Small Models, Smarter Learning: The Power of Joint Task Training

ICLR 2026 Conference Submission15279 Authors

19 Sept 2025 (modified: 08 Oct 2025)ICLR 2026 Conference SubmissionEveryoneRevisionsBibTeXCC BY 4.0
Keywords: LLM, Small Models, Emergent Abilities, ListOps, Joint Training
TL;DR: Joint training on compositional tasks lowers model size and makes learning difficult operations easier.
Abstract: The ability of a model to learn a task depends critically on both task difficulty and model size.

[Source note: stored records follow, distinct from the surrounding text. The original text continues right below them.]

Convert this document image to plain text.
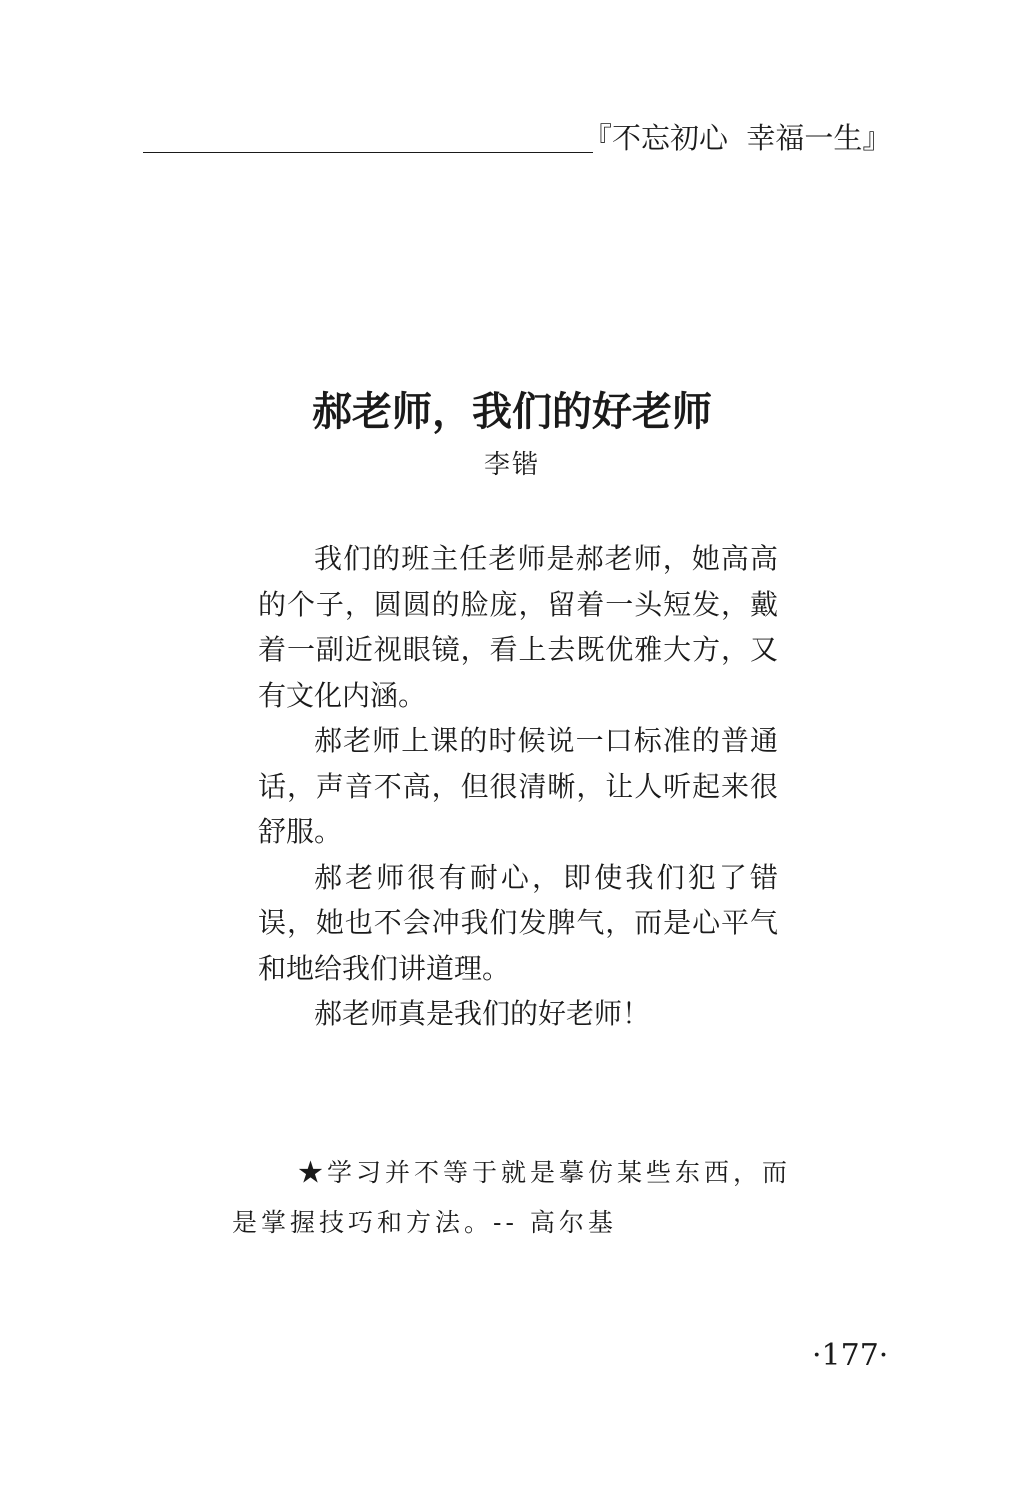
『不忘初心  幸福一生』
郝老师，我们的好老师
李锴

我们的班主任老师是郝老师，她高高的个子，圆圆的脸庞，留着一头短发，戴着一副近视眼镜，看上去既优雅大方，又有文化内涵。

郝老师上课的时候说一口标准的普通话，声音不高，但很清晰，让人听起来很舒服。

郝老师很有耐心，即使我们犯了错误，她也不会冲我们发脾气，而是心平气和地给我们讲道理。

郝老师真是我们的好老师！

★学习并不等于就是摹仿某些东西，而
是掌握技巧和方法。-- 高尔基
·177·
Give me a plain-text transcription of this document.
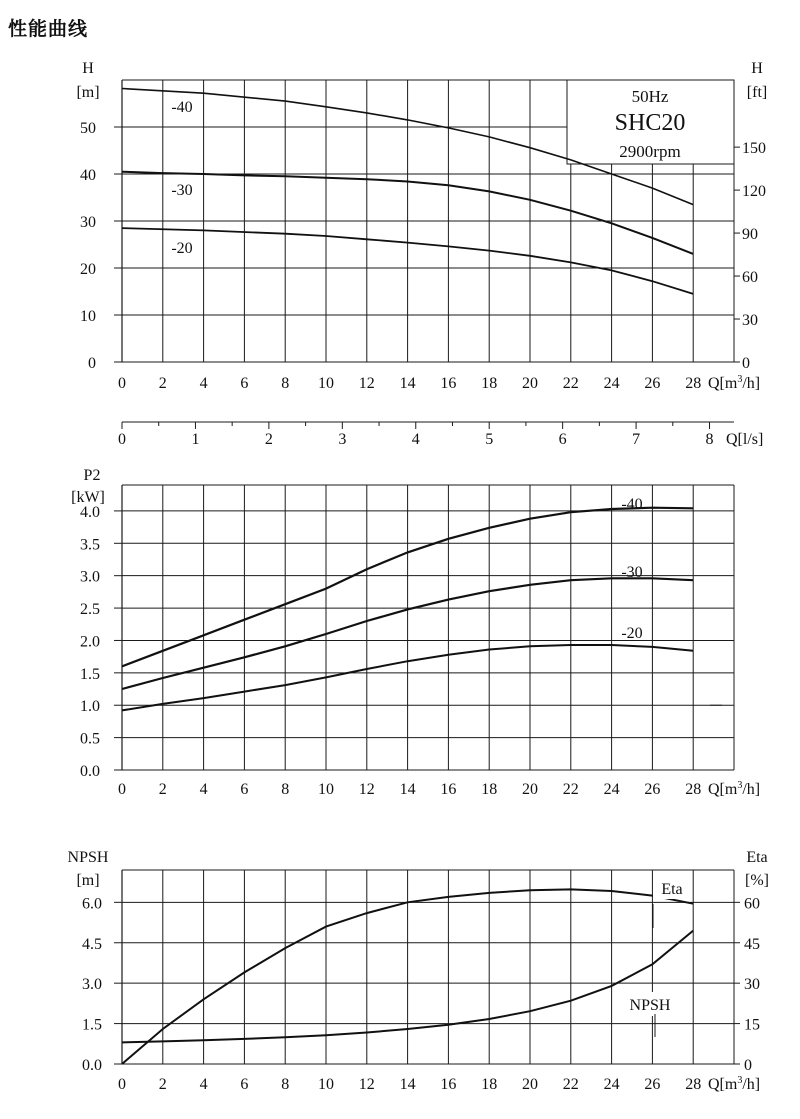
性能曲线
0
10
20
30
40
50
H
[m]
0
30
60
90
120
150
H
[ft]
0 2 4 6 8 10 12 14 16 18 20 22 24 26 28 $Q[m^3/h]$
50Hz
SHC20
2900rpm
-40
-30
-20
0	1	2	3	4	5	6	7	8 Q[l/s]
0.0
0.5
1.0
1.5
2.0
2.5
3.0
3.5
4.0
P2
[kW]
0 2 4 6 8 10 12 14 16 18 20 22 24 26 28 $Q[m^3/h]$
-40
-30
-20
0.0
1.5
3.0
4.5
6.0
NPSH
[m]
0
15
30
45
60
Eta
[%]
0 2 4 6 8 10 12 14 16 18 20 22 24 26 28 $Q[m^3/h]$
Eta
NPSH
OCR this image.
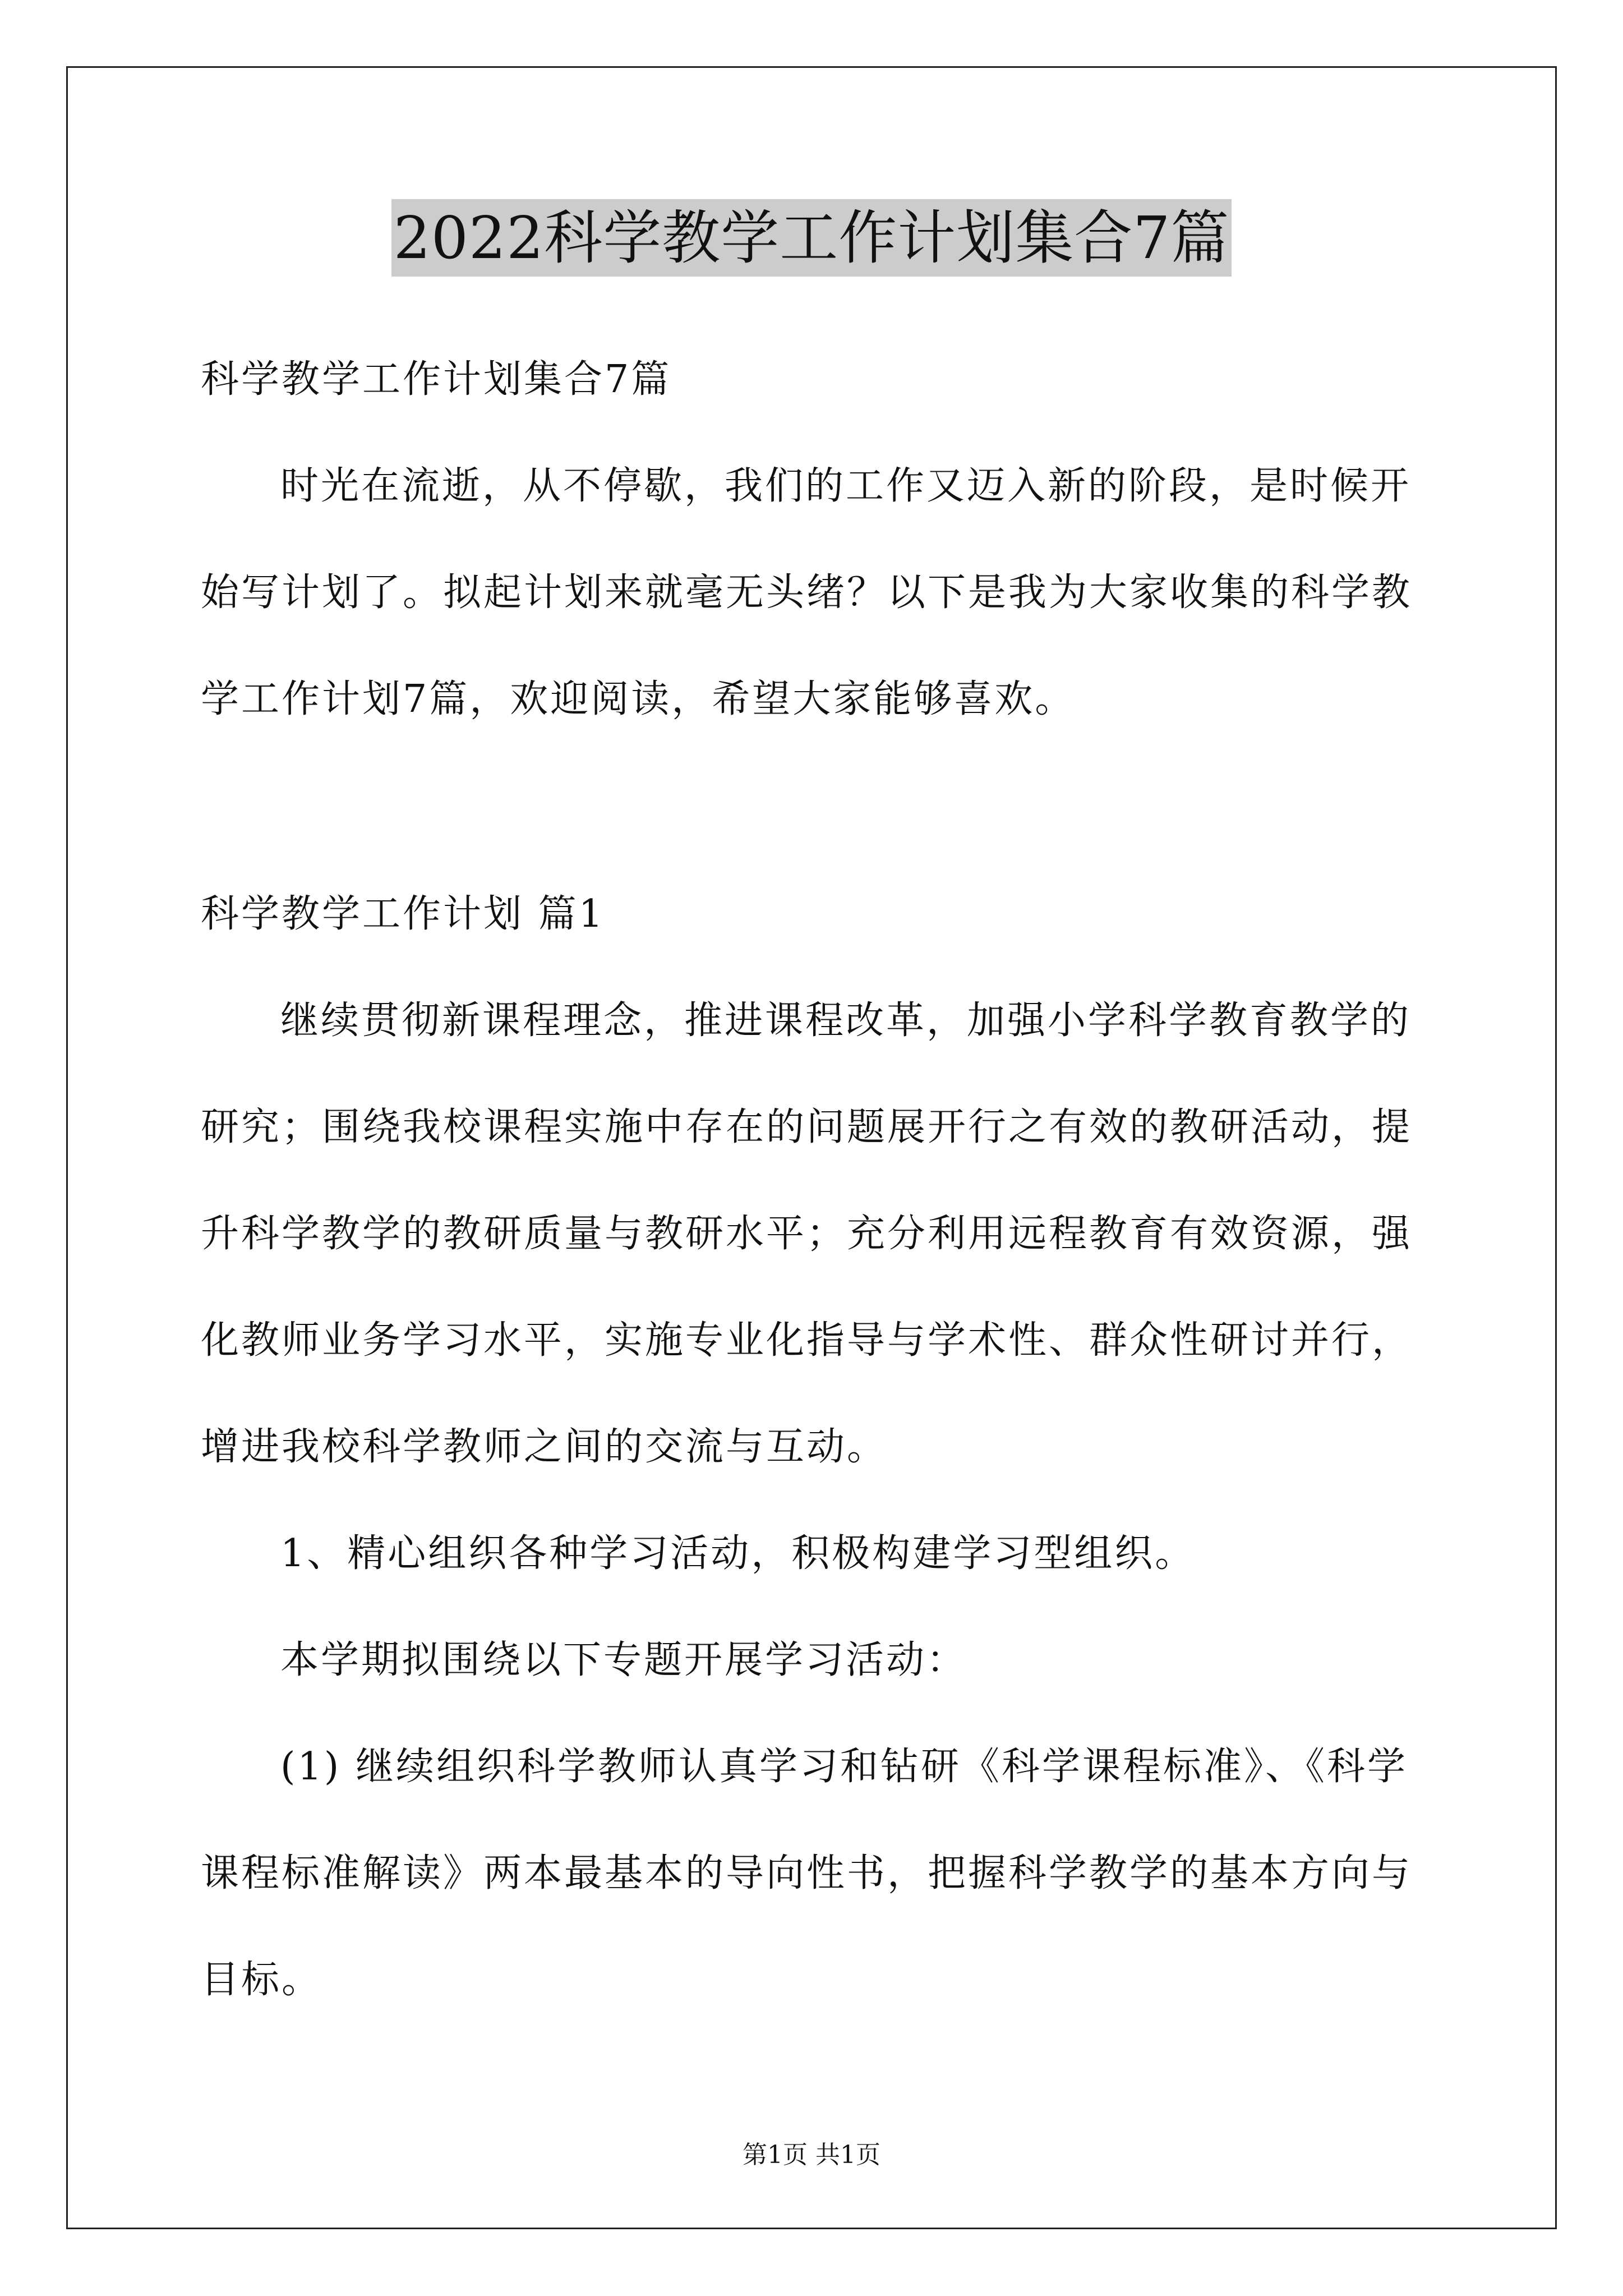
2022科学教学工作计划集合7篇
科学教学工作计划集合7篇
时光在流逝，从不停歇，我们的工作又迈入新的阶段，是时候开
始写计划了。拟起计划来就毫无头绪？以下是我为大家收集的科学教
学工作计划7篇，欢迎阅读，希望大家能够喜欢。
科学教学工作计划 篇1
继续贯彻新课程理念，推进课程改革，加强小学科学教育教学的
研究；围绕我校课程实施中存在的问题展开行之有效的教研活动，提
升科学教学的教研质量与教研水平；充分利用远程教育有效资源，强
化教师业务学习水平，实施专业化指导与学术性、群众性研讨并行，
增进我校科学教师之间的交流与互动。
1、精心组织各种学习活动，积极构建学习型组织。
本学期拟围绕以下专题开展学习活动：
(1) 继续组织科学教师认真学习和钻研《科学课程标准》、《科学
课程标准解读》两本最基本的导向性书，把握科学教学的基本方向与
目标。
第1页 共1页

We study this relationship for compositional operations, focusing on nested ListOps and extending beyond arithmetic to permutation groups, with the goal of determining how task difficulty sets the minimum parameter requirements for small transformer models. We vary task difficulty by introducing new operations or combinations of operations into the training data. We find that while operations such as modular addition or permutation group products are difficult in isolation, joint training with other operations, including product, maximum, or auxiliary sub-block operations, reduces the parameter requirements by factors of 2 to 7. Analysis of learned embeddings using PCA reveals that when joint training helps it is usually accompanied by an increase in highly regular structures in the embedding of inputs. These results suggest that joint training leads to qualitatively different learning trajectories than learning operations in isolation, with shared number representations supporting difficult tasks such as addition. Our findings further demonstrate the importance of training curriculum on the emergence of abilities in language models.